Now go back to Project Builder, and build and run (
As we said before, preferences are stored in files using an application’s ID. So far, our sample applications haven’t specified a particular application ID, so the system has used the name of the application as its ID.
However, when you browse through your ~/Library/Preferences folder, you’ll see that quite a few of the files have long names like com.apple.iPhoto.plist. When Apple created the iPhoto application, they assigned it an application ID of com.apple.iPhoto—Apple’s domain name followed by the application name—to reduce the possibility of somebody else’s application named iPhoto interfering with the preferences used by the system. Obviously, for an application like iPhoto, there probably won’t be a collision. But for applications with more common names—like the ones that we have been creating in this book—this level of namespace protection is valuable.

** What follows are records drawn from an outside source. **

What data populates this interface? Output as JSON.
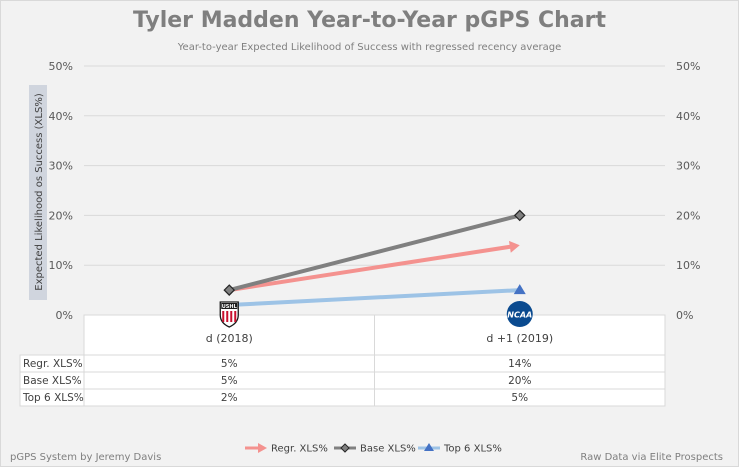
{
  "title": "Tyler Madden Year-to-Year pGPS Chart",
  "subtitle": "Year-to-year Expected Likelihood of Success with regressed recency average",
  "footer_left": "pGPS System by Jeremy Davis",
  "footer_right": "Raw Data via Elite Prospects",
  "chart_data": {
    "type": "line",
    "title": "Tyler Madden Year-to-Year pGPS Chart",
    "ylabel": "Expected Likelihood os Success (XLS%)",
    "ylim": [
      0,
      50
    ],
    "yticks": [
      "0%",
      "10%",
      "20%",
      "30%",
      "40%",
      "50%"
    ],
    "categories": [
      "d (2018)",
      "d +1 (2019)"
    ],
    "category_logos": [
      "USHL",
      "NCAA"
    ],
    "series": [
      {
        "name": "Regr. XLS%",
        "values": [
          5,
          14
        ],
        "labels": [
          "5%",
          "14%"
        ],
        "color": "#f4928f",
        "marker": "arrow"
      },
      {
        "name": "Base XLS%",
        "values": [
          5,
          20
        ],
        "labels": [
          "5%",
          "20%"
        ],
        "color": "#808080",
        "marker": "diamond"
      },
      {
        "name": "Top 6 XLS%",
        "values": [
          2,
          5
        ],
        "labels": [
          "2%",
          "5%"
        ],
        "color": "#9dc3e6",
        "marker": "triangle"
      }
    ]
  }
}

For example, all of the Mac OS X applications created by O’Reilly & Associates should have application IDs that start with com.oreilly. Following this logic, our Favorites application should have an application ID of com.oreilly.Favorites. To specify this application ID:
Open up the main target of the application, navigate the outline view to Info.plist Entries → Simple View → Basic information, and change the Identifier field, as shown in Figure 15-4.
Build and run (
-R) the application, change the values, and quit the application.
Using the Finder, you can see that there is now a com.oreilly.Favorites.plist file in your ~/Library/Preferences folder. If you wanted to read this file from the command line, you could use the following command:
defaults read com.oreilly.Favorites
Take a look at the contents of the Favorites preference list file using Property List Editor.
Add a reset button to the Favorites application that will reset the values to their original state.
Modify the Favorites application so that it reads its application defaults from a .plist file contained as a resource in its application bundle.
Modify the Currency Converter application from Chapter 5 to remember the exchange rate between invocations of the application.